Une mobilité… capacitante ?
Nous avons vu dans le chapitre III que la plupart des agents du RECAC n’ont pas conscience d’un « projet capacitant », même s’ils sont sensibilisés, au travers de la formalisation des éléments de l’assemblage SMG, aux caractéristiques-clés capacitantes. À cet égard, les contacts que nous entretenons régulièrement avec certains des répondants nous montrent que, deux années après la réalisation des entretiens, ces agents sont soit en fin de contrat, soit partis vers d’autres horizons, le plus souvent dans d’autres postes ou rentrés en France.
Cet aspect inhérent aux fonctions de coopération et d’action culturelle à l’étranger n’a pas manqué de nous interroger, si bien que nous avons jugé pertinent de le mettre en perspective avec certains résultats présentés dans le chapitre précédent.

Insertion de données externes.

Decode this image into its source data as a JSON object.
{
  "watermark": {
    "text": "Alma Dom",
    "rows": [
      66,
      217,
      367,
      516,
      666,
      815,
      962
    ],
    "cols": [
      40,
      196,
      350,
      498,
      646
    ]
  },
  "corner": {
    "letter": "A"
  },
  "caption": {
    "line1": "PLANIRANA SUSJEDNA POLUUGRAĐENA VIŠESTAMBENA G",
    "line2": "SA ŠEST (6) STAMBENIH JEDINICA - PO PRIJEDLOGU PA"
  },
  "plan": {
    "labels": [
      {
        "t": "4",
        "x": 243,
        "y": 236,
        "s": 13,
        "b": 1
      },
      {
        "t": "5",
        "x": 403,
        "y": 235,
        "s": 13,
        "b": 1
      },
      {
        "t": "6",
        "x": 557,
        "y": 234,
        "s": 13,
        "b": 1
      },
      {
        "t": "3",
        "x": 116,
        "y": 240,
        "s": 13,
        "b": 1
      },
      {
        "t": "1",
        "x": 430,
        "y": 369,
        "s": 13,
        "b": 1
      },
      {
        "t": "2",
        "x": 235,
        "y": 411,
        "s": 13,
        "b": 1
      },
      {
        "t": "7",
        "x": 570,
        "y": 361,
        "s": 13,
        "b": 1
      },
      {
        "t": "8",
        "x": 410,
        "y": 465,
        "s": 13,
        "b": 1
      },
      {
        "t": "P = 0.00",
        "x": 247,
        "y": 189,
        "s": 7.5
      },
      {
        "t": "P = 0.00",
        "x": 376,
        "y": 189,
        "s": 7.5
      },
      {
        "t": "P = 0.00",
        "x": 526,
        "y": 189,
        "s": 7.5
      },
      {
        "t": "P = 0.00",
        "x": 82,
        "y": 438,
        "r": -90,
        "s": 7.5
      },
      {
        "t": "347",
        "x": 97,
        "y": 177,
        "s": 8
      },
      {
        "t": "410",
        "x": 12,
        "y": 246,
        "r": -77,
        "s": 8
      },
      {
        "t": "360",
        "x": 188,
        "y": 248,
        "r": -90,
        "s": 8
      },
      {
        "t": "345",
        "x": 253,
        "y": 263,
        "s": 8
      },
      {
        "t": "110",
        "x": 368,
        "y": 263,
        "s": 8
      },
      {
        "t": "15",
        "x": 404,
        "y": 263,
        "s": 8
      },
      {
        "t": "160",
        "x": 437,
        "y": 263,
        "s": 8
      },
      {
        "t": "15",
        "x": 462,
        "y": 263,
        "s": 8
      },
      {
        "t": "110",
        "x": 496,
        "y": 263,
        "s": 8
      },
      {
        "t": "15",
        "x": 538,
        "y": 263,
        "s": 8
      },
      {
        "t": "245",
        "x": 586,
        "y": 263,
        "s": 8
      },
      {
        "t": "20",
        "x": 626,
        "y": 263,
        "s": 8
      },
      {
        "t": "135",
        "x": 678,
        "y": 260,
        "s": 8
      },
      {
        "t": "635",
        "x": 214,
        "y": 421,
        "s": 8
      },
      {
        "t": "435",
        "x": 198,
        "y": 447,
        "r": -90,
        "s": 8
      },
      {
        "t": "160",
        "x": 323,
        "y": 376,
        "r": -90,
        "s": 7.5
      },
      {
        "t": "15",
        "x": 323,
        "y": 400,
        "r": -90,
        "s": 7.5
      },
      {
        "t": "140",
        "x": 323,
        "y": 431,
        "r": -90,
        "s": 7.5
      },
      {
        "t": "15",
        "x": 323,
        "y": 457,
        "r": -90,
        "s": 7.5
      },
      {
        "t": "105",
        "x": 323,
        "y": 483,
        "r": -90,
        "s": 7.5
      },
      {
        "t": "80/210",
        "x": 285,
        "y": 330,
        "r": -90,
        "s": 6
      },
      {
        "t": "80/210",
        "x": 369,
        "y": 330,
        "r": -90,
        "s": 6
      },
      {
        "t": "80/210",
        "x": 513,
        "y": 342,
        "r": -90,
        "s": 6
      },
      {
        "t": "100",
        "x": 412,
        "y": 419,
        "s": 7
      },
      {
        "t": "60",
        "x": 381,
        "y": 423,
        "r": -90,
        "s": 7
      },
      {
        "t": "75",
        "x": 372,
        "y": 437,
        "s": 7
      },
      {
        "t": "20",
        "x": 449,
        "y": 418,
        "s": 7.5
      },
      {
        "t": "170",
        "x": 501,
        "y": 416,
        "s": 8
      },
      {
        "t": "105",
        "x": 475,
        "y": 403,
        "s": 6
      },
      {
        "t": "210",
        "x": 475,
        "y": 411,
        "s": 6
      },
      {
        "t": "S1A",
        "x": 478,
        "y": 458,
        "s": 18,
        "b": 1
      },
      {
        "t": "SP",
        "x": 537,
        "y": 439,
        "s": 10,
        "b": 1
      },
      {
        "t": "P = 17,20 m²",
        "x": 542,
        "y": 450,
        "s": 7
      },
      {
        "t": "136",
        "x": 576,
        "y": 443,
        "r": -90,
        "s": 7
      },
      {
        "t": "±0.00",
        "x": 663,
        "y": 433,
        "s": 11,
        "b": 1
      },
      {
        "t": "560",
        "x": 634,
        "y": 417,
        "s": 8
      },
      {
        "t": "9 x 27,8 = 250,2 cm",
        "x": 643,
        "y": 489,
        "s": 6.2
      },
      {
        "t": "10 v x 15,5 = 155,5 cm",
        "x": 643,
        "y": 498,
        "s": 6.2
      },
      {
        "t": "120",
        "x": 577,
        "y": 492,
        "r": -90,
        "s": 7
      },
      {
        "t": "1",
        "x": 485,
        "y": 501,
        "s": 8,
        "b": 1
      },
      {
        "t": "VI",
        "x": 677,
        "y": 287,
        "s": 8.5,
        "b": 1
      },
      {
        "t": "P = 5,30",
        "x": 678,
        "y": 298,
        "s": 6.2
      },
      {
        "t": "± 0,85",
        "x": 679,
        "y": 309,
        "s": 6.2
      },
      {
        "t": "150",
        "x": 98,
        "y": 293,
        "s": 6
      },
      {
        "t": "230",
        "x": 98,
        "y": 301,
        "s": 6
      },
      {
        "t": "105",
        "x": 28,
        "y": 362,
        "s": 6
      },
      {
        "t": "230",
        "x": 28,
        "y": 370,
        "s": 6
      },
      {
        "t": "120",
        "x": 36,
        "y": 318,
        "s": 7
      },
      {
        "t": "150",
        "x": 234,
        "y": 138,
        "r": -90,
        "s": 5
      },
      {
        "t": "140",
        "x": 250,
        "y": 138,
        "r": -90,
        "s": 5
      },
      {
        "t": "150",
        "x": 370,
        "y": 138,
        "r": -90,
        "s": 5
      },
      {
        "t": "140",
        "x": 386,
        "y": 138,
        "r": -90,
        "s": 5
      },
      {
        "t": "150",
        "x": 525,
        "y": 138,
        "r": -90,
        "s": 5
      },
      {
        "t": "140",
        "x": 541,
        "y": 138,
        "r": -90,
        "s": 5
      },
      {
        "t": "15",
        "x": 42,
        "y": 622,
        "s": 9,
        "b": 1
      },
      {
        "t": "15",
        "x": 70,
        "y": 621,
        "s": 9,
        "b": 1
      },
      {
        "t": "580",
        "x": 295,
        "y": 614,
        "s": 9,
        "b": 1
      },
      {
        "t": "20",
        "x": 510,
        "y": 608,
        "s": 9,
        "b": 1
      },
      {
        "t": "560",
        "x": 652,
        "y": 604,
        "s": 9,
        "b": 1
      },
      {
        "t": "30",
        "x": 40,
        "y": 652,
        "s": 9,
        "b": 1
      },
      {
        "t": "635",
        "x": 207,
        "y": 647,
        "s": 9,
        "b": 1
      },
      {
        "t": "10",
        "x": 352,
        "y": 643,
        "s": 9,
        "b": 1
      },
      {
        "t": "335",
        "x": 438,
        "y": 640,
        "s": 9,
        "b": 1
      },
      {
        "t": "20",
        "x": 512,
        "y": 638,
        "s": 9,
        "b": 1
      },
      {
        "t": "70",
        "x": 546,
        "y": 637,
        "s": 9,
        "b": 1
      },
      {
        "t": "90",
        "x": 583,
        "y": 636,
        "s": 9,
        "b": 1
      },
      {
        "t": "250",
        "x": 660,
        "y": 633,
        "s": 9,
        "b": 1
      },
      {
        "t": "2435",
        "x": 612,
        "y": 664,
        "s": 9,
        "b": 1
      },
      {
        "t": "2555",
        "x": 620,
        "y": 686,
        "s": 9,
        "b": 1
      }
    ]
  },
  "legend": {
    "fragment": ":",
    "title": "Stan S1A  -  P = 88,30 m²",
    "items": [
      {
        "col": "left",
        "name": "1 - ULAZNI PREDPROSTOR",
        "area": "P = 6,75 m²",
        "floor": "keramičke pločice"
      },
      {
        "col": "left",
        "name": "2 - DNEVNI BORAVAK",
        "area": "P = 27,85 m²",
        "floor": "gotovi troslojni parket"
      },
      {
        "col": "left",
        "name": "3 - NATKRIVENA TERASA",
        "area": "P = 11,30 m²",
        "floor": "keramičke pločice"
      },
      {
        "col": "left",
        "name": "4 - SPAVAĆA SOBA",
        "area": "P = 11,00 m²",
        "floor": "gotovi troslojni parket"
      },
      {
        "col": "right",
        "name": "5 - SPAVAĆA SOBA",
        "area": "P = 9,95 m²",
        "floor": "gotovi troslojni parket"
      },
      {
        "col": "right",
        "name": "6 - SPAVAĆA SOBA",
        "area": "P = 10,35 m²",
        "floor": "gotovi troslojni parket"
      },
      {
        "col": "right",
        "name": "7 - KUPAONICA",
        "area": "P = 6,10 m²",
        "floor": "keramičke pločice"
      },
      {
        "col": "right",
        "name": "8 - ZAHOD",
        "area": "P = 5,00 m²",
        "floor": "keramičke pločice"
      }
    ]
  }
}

• Un ministère en mouvement » : ainsi s’intitule un dossier de presse de 32 pages publié par le MAE le 25 mars 2009315 et dont l’introduction signée par le ministre fait référence aux « préconisations approfondies par les travaux collectifs du Livre Blanc » (Kouchner, 2009, p. 3). Justement, ce « Livre Blanc » évoque 18 fois au long de ses 137 pages la question de la mobilité, et notamment celle des « parcours de mobilité professionnelle » (Juppé et Schweitzer, 2008, p. 40). Il s’agit d’une mobilité des diplomates, qui peut d’ailleurs s’inscrire au-delà du seul MAE puisque les auteurs préconisaient de mettre en place un dispositif réglementaire permettant de faciliter ces échanges et de rendre obligatoire une mobilité dans une autre administration ou dans le secteur privé pour la promotion au grade de conseiller des affaires étrangères hors classe » (Juppé et Schweitzer, 2008, p. 67), grade qui permet de postuler aux fonctions de chef de poste. De nos jours, elle s’applique à la majorité des personnels du MAE : Jusqu’en 1991, il existait encore des corps de fonctionnaires ayant vocation à faire toute leur carrière en Administration centrale et d’autres à n’être en poste qu’à l’étranger. Avec la « double vocation », le temps passé en poste est limité et le retour régulier à Paris imposé. La règle habituelle est de faire trois ans en « centrale » (Paris ou Nantes), puis deux postes différents de trois ans consécutifs à l’étranger, avant de revenir à Paris ou à Nantes » (Loriol, 2009, note de bas de page n°14, p. 10).
C’est pourquoi « le taux de rotation des personnels sur leurs postes est au [MAE] l’un des plus élevés des administrations de l’État. La durée moyenne d’affectation d’un agent est de trois ans sur un poste » (Juppé et Schweitzer, 2008, p. 89). Les auteurs soulignent d’ailleurs les conséquences que le dispositif de mobilité des agents du MAE entraîne : La gestion des ressources humaines au MAEE est particulièrement difficile : aux contraintes et aux rigidités générales de la fonction publique, s’ajoutent en effet les complexités qu’entraînent la mobilité et la nature spécifique du métier de diplomate. […] La difficulté de pourvoir dans ces conditions les postes vacants et la nécessité de réussir le mouvement annuel des personnels, sans cesse compliqués par des exigences liées à l’urgence, aux situations inattendues ou à l’attention politique portée à de trop nombreuses nominations, tendent à absorber l’énergie des gestionnaires » (Juppé et Schweitzer, 2008, p. 89).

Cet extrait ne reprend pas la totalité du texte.